Deschamps-Francoeur Gabrielle, Simoneau Joël, Scott Michelle S
Département de Biochimie et Génomique Fonctionnelle, Faculté de médecine et des sciences de la santé, Université de Sherbrooke, Sherbrooke, QC J1E 4K8, Canada.
Comput Struct Biotechnol J. 2020 Jun 12;18:1569-1576. doi: 10.1016/j.csbj.2020.06.014. eCollection 2020.

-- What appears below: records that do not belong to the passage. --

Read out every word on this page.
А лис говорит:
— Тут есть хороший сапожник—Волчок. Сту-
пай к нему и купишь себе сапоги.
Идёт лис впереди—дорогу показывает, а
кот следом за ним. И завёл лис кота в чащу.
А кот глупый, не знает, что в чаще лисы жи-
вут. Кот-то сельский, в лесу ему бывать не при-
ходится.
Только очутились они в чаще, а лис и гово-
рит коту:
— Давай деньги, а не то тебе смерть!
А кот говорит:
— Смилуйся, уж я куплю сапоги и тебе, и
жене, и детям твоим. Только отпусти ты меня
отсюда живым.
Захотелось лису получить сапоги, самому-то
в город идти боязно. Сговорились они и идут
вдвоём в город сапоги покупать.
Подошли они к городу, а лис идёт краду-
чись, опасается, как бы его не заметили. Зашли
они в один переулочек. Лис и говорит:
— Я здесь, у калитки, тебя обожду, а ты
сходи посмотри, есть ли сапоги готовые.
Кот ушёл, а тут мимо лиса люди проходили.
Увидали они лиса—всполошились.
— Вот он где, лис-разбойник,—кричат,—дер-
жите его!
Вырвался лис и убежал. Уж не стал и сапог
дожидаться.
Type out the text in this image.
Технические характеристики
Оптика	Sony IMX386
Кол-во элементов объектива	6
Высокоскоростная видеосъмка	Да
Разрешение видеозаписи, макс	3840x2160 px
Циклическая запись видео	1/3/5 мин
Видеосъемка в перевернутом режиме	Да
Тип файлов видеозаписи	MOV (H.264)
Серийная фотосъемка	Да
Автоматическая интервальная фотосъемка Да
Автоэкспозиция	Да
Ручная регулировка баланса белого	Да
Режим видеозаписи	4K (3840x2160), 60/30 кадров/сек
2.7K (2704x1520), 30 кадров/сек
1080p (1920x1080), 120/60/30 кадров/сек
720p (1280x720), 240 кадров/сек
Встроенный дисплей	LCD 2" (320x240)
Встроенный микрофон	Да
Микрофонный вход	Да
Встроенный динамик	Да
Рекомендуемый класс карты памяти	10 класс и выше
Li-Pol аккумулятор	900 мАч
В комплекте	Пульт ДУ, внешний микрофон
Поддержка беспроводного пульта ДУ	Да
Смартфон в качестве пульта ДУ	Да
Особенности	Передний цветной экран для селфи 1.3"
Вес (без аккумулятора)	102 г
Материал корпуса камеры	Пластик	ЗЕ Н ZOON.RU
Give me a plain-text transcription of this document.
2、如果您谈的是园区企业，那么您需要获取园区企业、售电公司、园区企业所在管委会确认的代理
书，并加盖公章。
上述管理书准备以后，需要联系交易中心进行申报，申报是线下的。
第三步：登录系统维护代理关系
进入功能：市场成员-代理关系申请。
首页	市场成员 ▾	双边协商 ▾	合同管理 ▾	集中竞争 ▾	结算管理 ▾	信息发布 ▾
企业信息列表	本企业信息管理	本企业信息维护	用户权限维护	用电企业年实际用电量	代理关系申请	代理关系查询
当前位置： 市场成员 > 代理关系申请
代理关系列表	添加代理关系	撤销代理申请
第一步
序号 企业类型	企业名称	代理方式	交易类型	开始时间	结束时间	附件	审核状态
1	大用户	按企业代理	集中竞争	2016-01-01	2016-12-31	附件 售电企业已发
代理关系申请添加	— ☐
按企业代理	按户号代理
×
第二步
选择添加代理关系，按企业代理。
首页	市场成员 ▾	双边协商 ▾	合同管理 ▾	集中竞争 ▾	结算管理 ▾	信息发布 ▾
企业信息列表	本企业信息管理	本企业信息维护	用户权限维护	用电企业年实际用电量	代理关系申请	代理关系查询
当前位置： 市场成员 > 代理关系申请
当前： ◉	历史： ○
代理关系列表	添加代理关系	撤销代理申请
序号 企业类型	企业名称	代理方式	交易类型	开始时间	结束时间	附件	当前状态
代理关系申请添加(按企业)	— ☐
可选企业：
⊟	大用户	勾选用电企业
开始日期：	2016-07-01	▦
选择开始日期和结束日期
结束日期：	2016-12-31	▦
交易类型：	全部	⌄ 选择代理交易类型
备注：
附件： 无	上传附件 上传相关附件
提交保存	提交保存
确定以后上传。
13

Many eukaryotic genomes harbour large numbers of duplicated sequences, of diverse biotypes, resulting from several mechanisms including recombination, whole genome duplication and -transposition. Such repeated sequences complicate gene/transcript quantification during RNA-seq analysis due to reads mapping to more than one locus, sometimes involving genes embedded in other genes. Genes of different biotypes have dissimilar levels of sequence duplication, with long-noncoding RNAs and messenger RNAs sharing less sequence similarity to other genes than biotypes encoding shorter RNAs. Many strategies have been elaborated to handle these multi-mapped reads, resulting in increased accuracy in gene/transcript quantification, although separate tools are typically used to estimate the abundance of short and long genes due to their dissimilar characteristics. This review discusses the mechanisms leading to sequence duplication, the biotypes affected, the computational strategies employed to deal with multi-mapped reads and the challenges that still remain to be overcome.
许多真核生物基因组含有大量不同生物类型的重复序列,这些重复序列由多种机制产生,包括重组、全基因组复制和转座。由于 reads 可映射到多个位点,有时还涉及嵌入其他基因中的基因,这些重复序列使 RNA-seq 分析中的基因/转录本定量变得复杂。不同生物类型的基因具有不同程度的序列重复,与编码较短 RNA 的生物类型相比,长链非编码 RNA 和信使 RNA 与其他基因的序列相似性较低。尽管由于短基因和长基因具有不同的特征,通常使用不同的工具来估计它们的丰度,但已经制定了许多策略来处理这些多重映射的 reads,从而提高了基因/转录本定量的准确性。本综述讨论了导致序列重复的机制、受影响的生物类型、用于处理多重映射 reads 的计算策略以及仍有待克服的挑战。